Amazon is usually pretty good, but even with Prime it rarely takes less than 3-4 days to deliver, most local shops are at least a day faster. And with those I can be sure they won't sell me fake products mixed with genuine ones.
This is maybe true for items shipped by Amazon itself but Amazon nowadays is a marketplace. I twice ordered something where it said 5-7 days, turns out it's shipped from China and took several weeks to arrive. The not-on-stock-despite-saying-so with other shops happens but not very often in my experience.
> In Germany Amazon usually delivers next day. So does just about everyone else
YMMV. I order Amazon/Others about 70/30. The vast majority of shops I order from have longer delivery times, 3-4 days from the time of ordering is what I’m used to.
And then there is Amazon Logistics which recently started becoming a thing in Lübeck. They are on the level of DHL and sometimes surpass them, with other stores you sometimes have to live with the horror of Hermes or DPD. Hermes and DPD are high-risk carriers that only usually deliver and if they do, who knows when. DHL at least is good most of the time. Amazon Logistics is super fast, usually has live GPS tracking and when someone couldn’t find my entrance yesterday (it’s a bit complicated), I got a call, explained where exactly it is, and they set a marker on their internal app for my address.
And while Amazon also still uses DPD or Hermes, if their delivery doesn't work or they brought it to a shop kilometers away, you can just get a replacement from Amazon and will get a refund for the other item once it's back with them. Other sellers threaten to block you for that. I get that it incurs an extra cost on them but I just don't have to time to spend an hour just to pick up a delivery even though I was home all day.

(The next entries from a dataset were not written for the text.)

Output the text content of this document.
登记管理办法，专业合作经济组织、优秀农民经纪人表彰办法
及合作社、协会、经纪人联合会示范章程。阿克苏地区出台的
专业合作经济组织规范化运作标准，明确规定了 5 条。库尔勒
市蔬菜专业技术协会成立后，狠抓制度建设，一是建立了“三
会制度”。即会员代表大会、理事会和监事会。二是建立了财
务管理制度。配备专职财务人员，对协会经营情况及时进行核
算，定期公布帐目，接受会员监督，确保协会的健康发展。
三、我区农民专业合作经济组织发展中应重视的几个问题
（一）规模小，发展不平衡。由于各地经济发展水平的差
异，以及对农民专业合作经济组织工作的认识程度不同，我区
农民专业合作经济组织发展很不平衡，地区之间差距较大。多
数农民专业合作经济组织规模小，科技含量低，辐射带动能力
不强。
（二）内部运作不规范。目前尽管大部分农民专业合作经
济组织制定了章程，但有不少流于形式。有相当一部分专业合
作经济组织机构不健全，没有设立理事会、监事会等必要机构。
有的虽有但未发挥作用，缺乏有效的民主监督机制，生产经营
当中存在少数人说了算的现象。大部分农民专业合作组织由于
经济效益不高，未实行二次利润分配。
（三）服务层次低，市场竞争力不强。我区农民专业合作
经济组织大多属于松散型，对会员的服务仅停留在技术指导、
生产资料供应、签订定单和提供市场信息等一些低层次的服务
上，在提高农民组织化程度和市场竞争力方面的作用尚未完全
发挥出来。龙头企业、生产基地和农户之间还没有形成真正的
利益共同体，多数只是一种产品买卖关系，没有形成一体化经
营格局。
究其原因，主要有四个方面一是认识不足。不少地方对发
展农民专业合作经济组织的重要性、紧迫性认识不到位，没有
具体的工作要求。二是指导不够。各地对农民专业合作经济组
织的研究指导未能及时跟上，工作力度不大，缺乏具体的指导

Not in my experience. Most shops ship with DHL, so I order delivery to one of my Packstationen. If DHL brings it into a Postsubsidiary or somewhere inconvenient I just leave it there until it's sent back and reorder.
Interesting how these things have a variable performance between countries -- in the UK DPD is one of the better couriers (informing you of a 1 hour slot when delivery will happen, including a mini-map and 'you are delivery 46, van currently doing delivery 24' info on the status page) whereas Amazon Logistics' rep is somewhere between 'merely OK' and 'worse than average'.
Returns are unproblematic almost everywhere since a 14 day on-questions-asked return policy for online purchases is EU law (and most online shops voluntarily extend it to 30 days). Sure, I have to package it myself, but that's no different than German Amazon.
Sure, Amazon is great, but so is almost everyone else (at least in Germany). Amazon's main advantage is only learning one interface and one set of processes for everything.